Does your sales team complain about the leads from your marketing team? It’s a common problem. Marketing sends leads over to sales and then complains that sales doesn’t follow-up on the leads. Sales complains that they can’t get through to the prospects, or that the prospects are not interested in meeting with them. “These leads suck!” If this sounds familiar, read on.
Marketing Sherpa conducted a survey of marketing departments in B2B companies. See the chart below. I’ll blog more about this chart in the future, but today let’s focus on the results for “collaborate with sales to define sales-ready leads.”
How Organizations Manage Their Marketing-to-Sales Process
The results of this survey show that 55 percent of marketing departments are not collaborating with sales to define what constitutes a sales ready lead. That’s like going to a restaurant and saying, “I’m starved, bring me whatever’s quick.” Then, when a peanut butter and jelly sandwich arrives, you complain that you really wanted a hamburger. Yes, sales is hungry and wants leads now. They also want good leads – hot leads. They want a lead that is sales ready.
What constitutes a sales ready lead? The exact definition is going to vary from company to company. Each company has to define a sales ready lead based on their target market, their ideal target customer, their products/services and their own sales force. Some things to consider when defining a sales ready lead are:
- Is the prospect in your target market?
- Does the prospect have the right title?
- How busy is your sales force? Do they already have a lot of good leads to work with?
- How many touch points have there been between the prospect and your company? This can include:
– Emails read and clicked through.
– White papers and other documents downloaded from your website.
– Webinars and in person events that the prospect has attended.
– Any conversations between the prospect and your inside or outsourced telesales group.
This is not a onetime exercise. Once sales and marketing have met and reached agreement on what a sales ready lead is, they need to plan on reviewing and adjusting this definition at least every six months.

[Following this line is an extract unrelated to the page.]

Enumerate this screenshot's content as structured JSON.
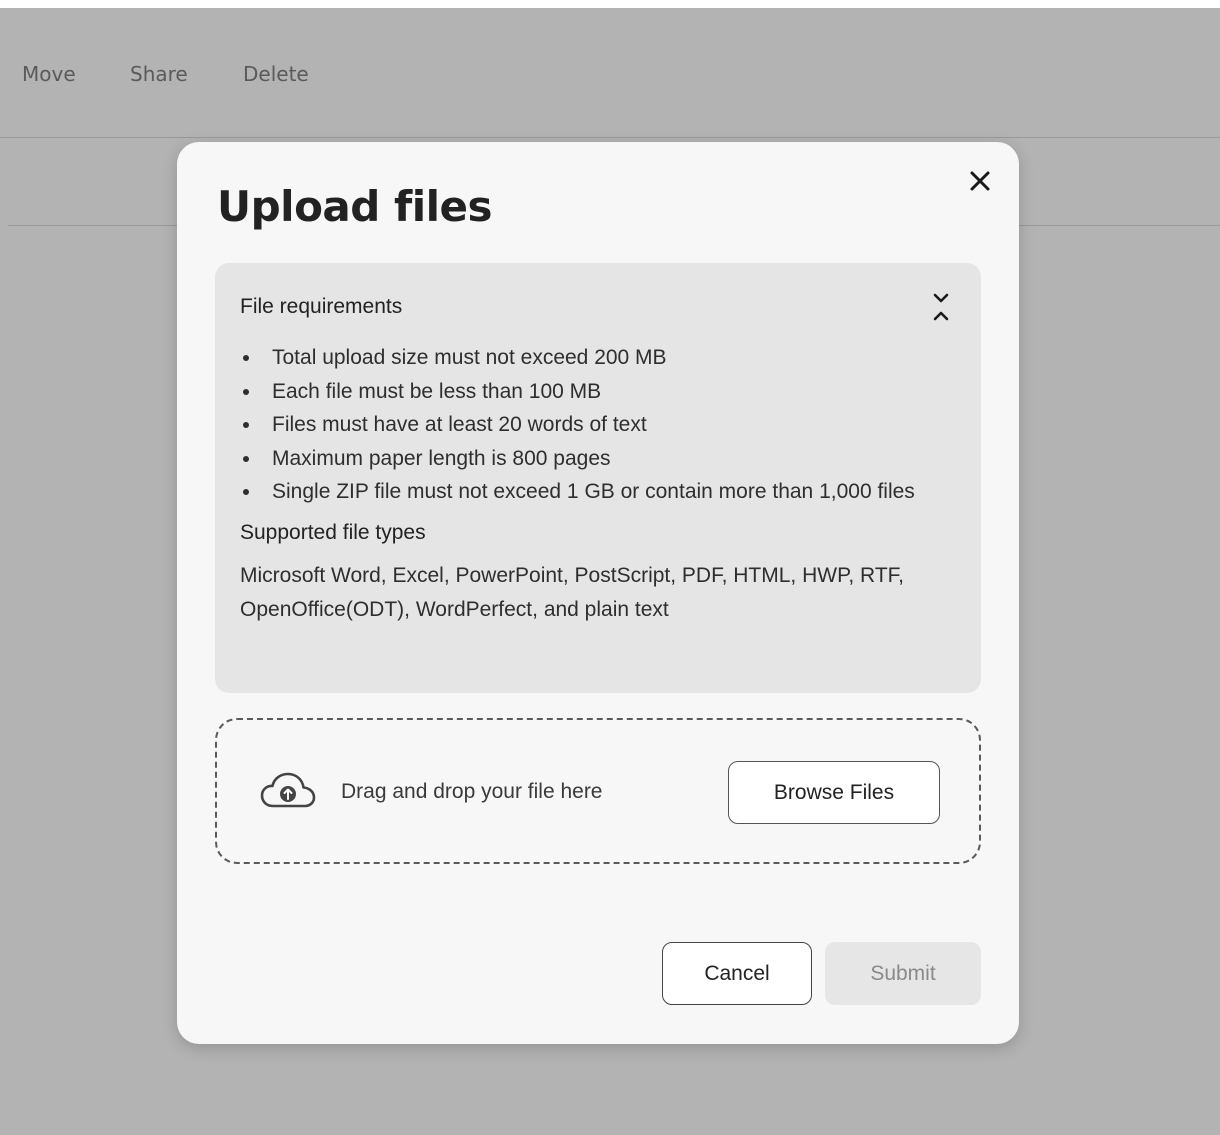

Agreement between marketing and sales on what constitutes a sales ready lead is one of the keys to a happy productive relationship between marketing and sales. Other keys include establishing a lead nurturing system, having a process for sales to send leads back to marketing for further nurturing, and having a system for scoring how leads are progressing through the nurturing system. These will be the subjects of upcoming blogs.